Last month, Do Sask followers were asked to post their single most frustrating thing about dating in 2018. While compiling the responses, it became obvious that the most frustrating thing about dating is online dating. This post features all comments organized by recurring themes.
The term ‘online dating’ has become ubiquitous within the dating scene in general. According to an eharmony report, 36% of single Canadians have an online dating profile to increase their odds of finding a romantic relationship in person.
And according to you… online dating is kinda annoying.
What’s the most frustrating thing about online dating in 2018?
These are the biggest pains you’re currently facing in the dating scene. Keep in mind that Do Sask’s sample audience size is limited, so there may be other factors that have been left out.
1. When your group of friends is getting coupled up and there’s not a single mate left for you.
“Trying to meet people outside of your immediate circle of friends and having a genuine conversation with them.”
“When you are the only single person you know in your age bracket. And none of your friends know any singles so you are always the odd one out. And vacation prices are always based on double occupancy.”
“There are very few ways of meeting people outside of dating apps and most of my single friends are gay.”
2. When your match’s online dating profile doesn’t match the person sitting across from you.
“So many people are in relationships but try to hook up with someone by putting a fake profile online. They talk to you then tell you “[oh] btw I’m married so we have to keep this on the DL”. How frustrating!”
“The lies, oh god the lies!! “5’8” (as I tower over him), “athletic build” (video game couch potato build). It’s like, just be honest people.”
“How fake people can be over the internet.”
3. When unsolicited nudes arrive in your messages. C’mon, it’s 2018!
“The inappropriate pictures some men send, without warning ⚠, on dating apps!”
4. When people want to skip ahead to a quick hookup instead of developing a genuine connection.
“People wanting to “date” for the sole purpose of having sex.”
“Dating apps suck for meeting up with real people and always having to have the hookup convo.”
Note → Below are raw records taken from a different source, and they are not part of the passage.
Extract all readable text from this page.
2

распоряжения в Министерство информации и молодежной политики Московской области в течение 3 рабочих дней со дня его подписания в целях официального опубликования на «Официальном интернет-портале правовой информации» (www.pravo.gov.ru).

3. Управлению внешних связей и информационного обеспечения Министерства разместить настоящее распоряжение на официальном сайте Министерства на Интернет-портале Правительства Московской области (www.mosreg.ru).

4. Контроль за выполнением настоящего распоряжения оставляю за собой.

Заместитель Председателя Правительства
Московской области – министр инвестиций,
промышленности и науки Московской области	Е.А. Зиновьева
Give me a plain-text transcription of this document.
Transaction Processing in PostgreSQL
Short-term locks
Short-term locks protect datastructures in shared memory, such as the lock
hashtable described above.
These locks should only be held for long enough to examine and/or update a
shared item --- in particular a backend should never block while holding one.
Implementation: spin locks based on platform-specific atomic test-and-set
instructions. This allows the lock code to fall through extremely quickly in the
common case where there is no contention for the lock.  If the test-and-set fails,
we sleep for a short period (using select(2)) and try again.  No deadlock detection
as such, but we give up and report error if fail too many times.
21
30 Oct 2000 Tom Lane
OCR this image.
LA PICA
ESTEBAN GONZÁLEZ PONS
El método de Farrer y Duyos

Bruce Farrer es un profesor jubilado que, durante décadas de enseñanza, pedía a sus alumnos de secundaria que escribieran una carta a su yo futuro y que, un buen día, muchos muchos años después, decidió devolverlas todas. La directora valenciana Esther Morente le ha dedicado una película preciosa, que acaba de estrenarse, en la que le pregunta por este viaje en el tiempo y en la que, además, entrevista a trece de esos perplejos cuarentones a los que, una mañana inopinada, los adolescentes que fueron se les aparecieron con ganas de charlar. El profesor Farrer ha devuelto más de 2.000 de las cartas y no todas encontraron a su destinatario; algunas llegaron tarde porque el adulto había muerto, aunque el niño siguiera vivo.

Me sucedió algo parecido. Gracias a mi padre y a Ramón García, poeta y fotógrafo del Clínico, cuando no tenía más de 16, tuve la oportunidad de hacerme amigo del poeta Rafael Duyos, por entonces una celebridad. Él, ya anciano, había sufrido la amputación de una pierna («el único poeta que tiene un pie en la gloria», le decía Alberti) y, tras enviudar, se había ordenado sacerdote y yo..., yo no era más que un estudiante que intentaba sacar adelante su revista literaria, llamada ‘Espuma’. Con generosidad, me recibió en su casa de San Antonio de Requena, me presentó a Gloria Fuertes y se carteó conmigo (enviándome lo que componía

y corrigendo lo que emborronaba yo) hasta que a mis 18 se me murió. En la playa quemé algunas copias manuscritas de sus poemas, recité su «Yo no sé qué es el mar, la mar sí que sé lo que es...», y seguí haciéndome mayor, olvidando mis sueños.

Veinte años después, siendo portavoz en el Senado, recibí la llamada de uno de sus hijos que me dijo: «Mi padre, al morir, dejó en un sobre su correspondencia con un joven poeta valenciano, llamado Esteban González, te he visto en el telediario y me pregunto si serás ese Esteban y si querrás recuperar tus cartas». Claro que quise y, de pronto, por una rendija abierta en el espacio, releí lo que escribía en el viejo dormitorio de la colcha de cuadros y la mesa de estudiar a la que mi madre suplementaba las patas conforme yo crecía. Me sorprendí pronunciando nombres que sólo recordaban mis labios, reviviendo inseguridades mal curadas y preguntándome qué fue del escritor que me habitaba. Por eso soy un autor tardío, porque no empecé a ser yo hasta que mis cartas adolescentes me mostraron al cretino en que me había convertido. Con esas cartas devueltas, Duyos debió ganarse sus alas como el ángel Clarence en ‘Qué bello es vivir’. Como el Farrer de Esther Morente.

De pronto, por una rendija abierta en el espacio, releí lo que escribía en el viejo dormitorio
“Finding someone that is serious about relationships and not asking if I’m DTF or if I’m interested in sleeping with younger men.”
“Meeting someone who is truly looking for a relationship.”
“I find is a lot of people want instant gratification. You’re talking to someone and showing interest and if you don’t immediately want to be their girlfriend they move on.”
5. When a combination of infinite options, unrealistic standards, and flaky partners make it hard to think long-term.
“From a male perspective…. the high expectations and constant rejection. Very frustrating.”
“The “way” to meet people but none of them fully tell the truth online…..then you “waste” time talking to them…then meet them…..then never see them again…..”
“The choice paralysis of online dating. It affects both sexes, and can manifest different ways, but it’s all frustrating in the end. Everything could be going so well but then they ghost, or bench you for another option… Other times you find yourself hyper-analyzing a potential partner, wondering how many red flags are too many? Are you just being overly critical? Are you settling? Or do you actually deserve better?”
“When you are excited about someone and then they ghost you. When you didn’t see it coming and are left wondering what happened. It makes it difficult to continue to open up when there is a new connection.”
“Finding people who say that they are interested then they tell you something all together different months down the road.”
6. When your desire for an old-fashioned meet-cute conflicts with your deliberate intention to be found.
“Dating sucks in your 30’s. It is scary and unnerving!! I hate meeting people online so I just don’t bother.”
“How the internet accelerated the process. Most of you can remember the not-so-distant past when relationships formed authentically. Memories are made when things aren’t rushed and I miss that.”
“It’s hard to narrow it down to one thing!! I know online dating is super popular but I really miss a good ol’ fashioned date with someone you met the old fashioned way! But I feel disconnected when I’m not on dating sites! It’s hard to meet someone that you don’t work with!! Oh the joys of dating in 2018.”
“I’d say the social dynamic of texting and messenger is annoying. I wouldn’t even mind talking on the phone these days but everybody is scared to have phone conversations.”
“The most frustrating thing about dating in 2018 is not being able to see facial expressions when online dating.”
Thanks to all the Saskatoon singles who took the time to leave their comments for this post!